In Power Query Editor, in the Queries pane to the left of your data, select the query that you want to rename. Right-click the query and select Rename. Edit the current name or type a new name, and then press Enter.

Rename a query

Replace values

You can use the Replace Values feature in Power Query Editor to replace any value with another value in a selected column.

In this example, you notice that, in the Attribute column, the month December is misspelled. You need to correct this spelling mistake. Select the column that contains the value that you want to replace (Attribute in this case), and then select Replace Values on the Transform tab.

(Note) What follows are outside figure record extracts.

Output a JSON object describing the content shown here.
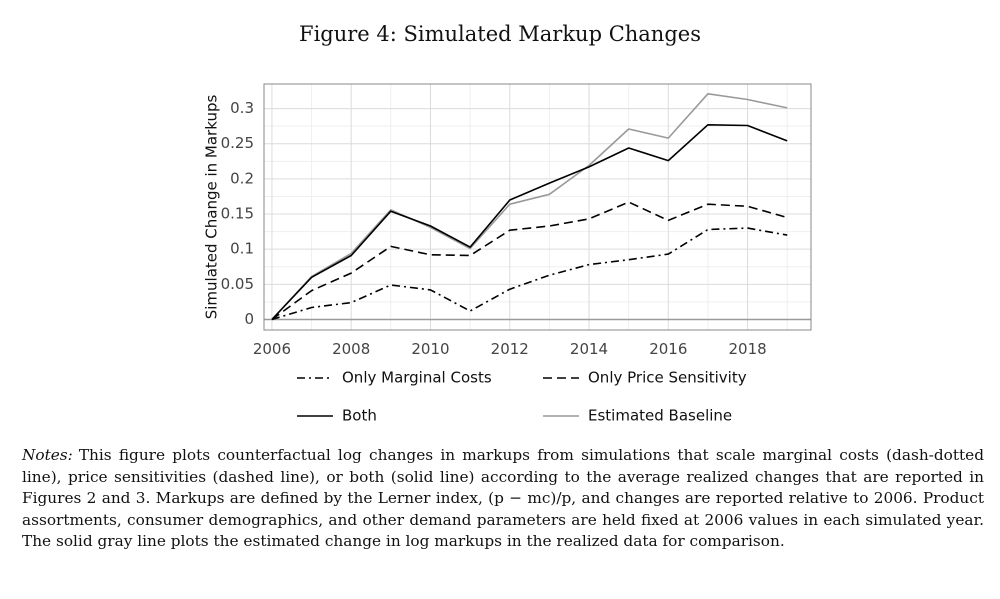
{
  "figure_title": "Figure 4: Simulated Markup Changes",
  "notes": {
    "label": "Notes:",
    "text": "This figure plots counterfactual log changes in markups from simulations that scale marginal costs (dash-dotted line), price sensitivities (dashed line), or both (solid line) according to the average realized changes that are reported in Figures 2 and 3. Markups are defined by the Lerner index, (p − mc)/p, and changes are reported relative to 2006. Product assortments, consumer demographics, and other demand parameters are held fixed at 2006 values in each simulated year. The solid gray line plots the estimated change in log markups in the realized data for comparison."
  },
  "chart_data": {
    "type": "line",
    "title": "Figure 4: Simulated Markup Changes",
    "xlabel": "",
    "ylabel": "Simulated Change in Markups",
    "xlim": [
      2005.8,
      2019.6
    ],
    "ylim": [
      -0.015,
      0.335
    ],
    "x_ticks": [
      2006,
      2008,
      2010,
      2012,
      2014,
      2016,
      2018
    ],
    "x_tick_labels": [
      "2006",
      "2008",
      "2010",
      "2012",
      "2014",
      "2016",
      "2018"
    ],
    "y_ticks": [
      0,
      0.05,
      0.1,
      0.15,
      0.2,
      0.25,
      0.3
    ],
    "y_tick_labels": [
      "0",
      "0.05",
      "0.1",
      "0.15",
      "0.2",
      "0.25",
      "0.3"
    ],
    "grid": true,
    "legend_placement": "bottom",
    "x": [
      2006,
      2007,
      2008,
      2009,
      2010,
      2011,
      2012,
      2013,
      2014,
      2015,
      2016,
      2017,
      2018,
      2019
    ],
    "series": [
      {
        "name": "Only Marginal Costs",
        "style": "dash-dot",
        "color": "#000000",
        "values": [
          0,
          0.017,
          0.024,
          0.049,
          0.042,
          0.012,
          0.043,
          0.063,
          0.078,
          0.085,
          0.093,
          0.128,
          0.13,
          0.12
        ]
      },
      {
        "name": "Only Price Sensitivity",
        "style": "dashed",
        "color": "#000000",
        "values": [
          0,
          0.041,
          0.066,
          0.104,
          0.092,
          0.091,
          0.127,
          0.133,
          0.143,
          0.167,
          0.141,
          0.164,
          0.161,
          0.145
        ]
      },
      {
        "name": "Both",
        "style": "solid",
        "color": "#000000",
        "values": [
          0,
          0.06,
          0.091,
          0.154,
          0.133,
          0.103,
          0.17,
          0.194,
          0.217,
          0.244,
          0.226,
          0.277,
          0.276,
          0.254
        ]
      },
      {
        "name": "Estimated Baseline",
        "style": "solid",
        "color": "#9a9a9a",
        "values": [
          0,
          0.061,
          0.094,
          0.156,
          0.131,
          0.101,
          0.164,
          0.178,
          0.219,
          0.271,
          0.258,
          0.321,
          0.313,
          0.301
        ]
      }
    ]
  }
}
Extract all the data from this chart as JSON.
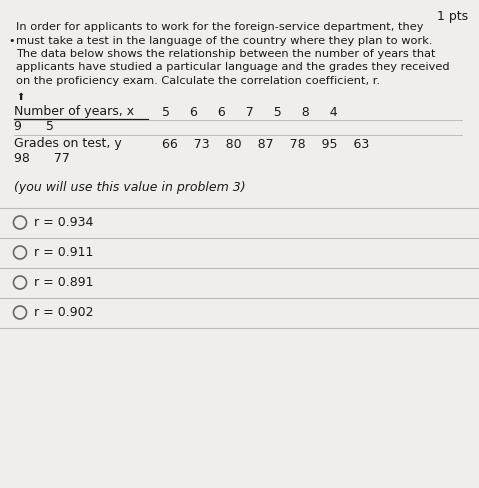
{
  "pts_label": "1 pts",
  "para_line1": "In order for applicants to work for the foreign-service department, they",
  "para_line2": "must take a test in the language of the country where they plan to work.",
  "para_line3": "The data below shows the relationship between the number of years that",
  "para_line4": "applicants have studied a particular language and the grades they received",
  "para_line5": "on the proficiency exam. Calculate the correlation coefficient, r.",
  "row1_label": "Number of years, x",
  "row1_values": "5     6     6     7     5     8     4",
  "row1_cont": "9      5",
  "row2_label": "Grades on test, y",
  "row2_values": "66    73    80    87    78    95    63",
  "row2_cont": "98      77",
  "note": "(you will use this value in problem 3)",
  "options": [
    "r = 0.934",
    "r = 0.911",
    "r = 0.891",
    "r = 0.902"
  ],
  "bg_color": "#f0eeeb",
  "text_color": "#1a1a1a",
  "line_color": "#bbbbbb",
  "radio_color": "#666666"
}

Replace value feature in Power Query Editor

In the Value to Find box, enter the name of the value that you want to replace, and then in the Replace With box, enter the correct value name and then select OK. In Power Query, you can't select one cell and change one value, like you might have done in Excel.

replace one value with another in the value to find box

You can review the list of steps that you took to restructure and correct your data in the Query Settings pane. When you have completed all steps that you want to take, you can select Close & Apply to close Power Query Editor and apply your changes to your data model. However, you can take further action to clean and transform your data.

Replace null values

Occasionally, you might find that your data sources contain null values. For example, a freight amount on a sales order might have a null value if it's synonymous with zero. If the value stays null, the averages will not calculate correctly. One solution would be to change the nulls to zero, which will produce the more accurate freight average. In this instance, using the same steps that you followed previously will help you replace the null values with zero.

Replace null value with zero

Remove duplicates

You can also remove duplicates from columns to only keep unique names in a selected column by using the Remove Duplicates feature in Power Query.

In this example, notice that the Category Name column contains duplicates for each category. As a result, you want to create a table with unique categories and use it in your semantic model. You can achieve this action by selecting a column, right-clicking on the header of the column, and then selecting the Remove Duplicates option.

You might consider copying the table before removing the duplicates. The Copy option is at the top of the context menu, as shown in the following screenshot. Copying the table before removing duplicates will give you a comparison of the tables and will let you use both tables, if needed.

Remove duplicates feature

Best practices for naming tables, columns, and values

Naming conventions for tables, columns, and values have no fixed rules; however, we recommend that you use the language and abbreviations that are commonly used within your organization and that everyone agrees on and considers them as common terminology.

A best practice is to give your tables, columns, and measures descriptive business terms and replace underscores ("_") with spaces. Be consistent with abbreviations, prefixes, and words like "number" and "ID." Excessively short abbreviations can cause confusion if they are not commonly used within the organization.

Also, by removing prefixes or suffixes that you might use in table names and instead naming them in a simple format, you will help avoid confusion.

When replacing values, try to imagine how those values will appear on the report. Values that are too long might be difficult to read and fit on a visual. Values that are too short might be difficult to interpret. Avoiding acronyms in values is also a good idea, provided that the text will fit on the visual.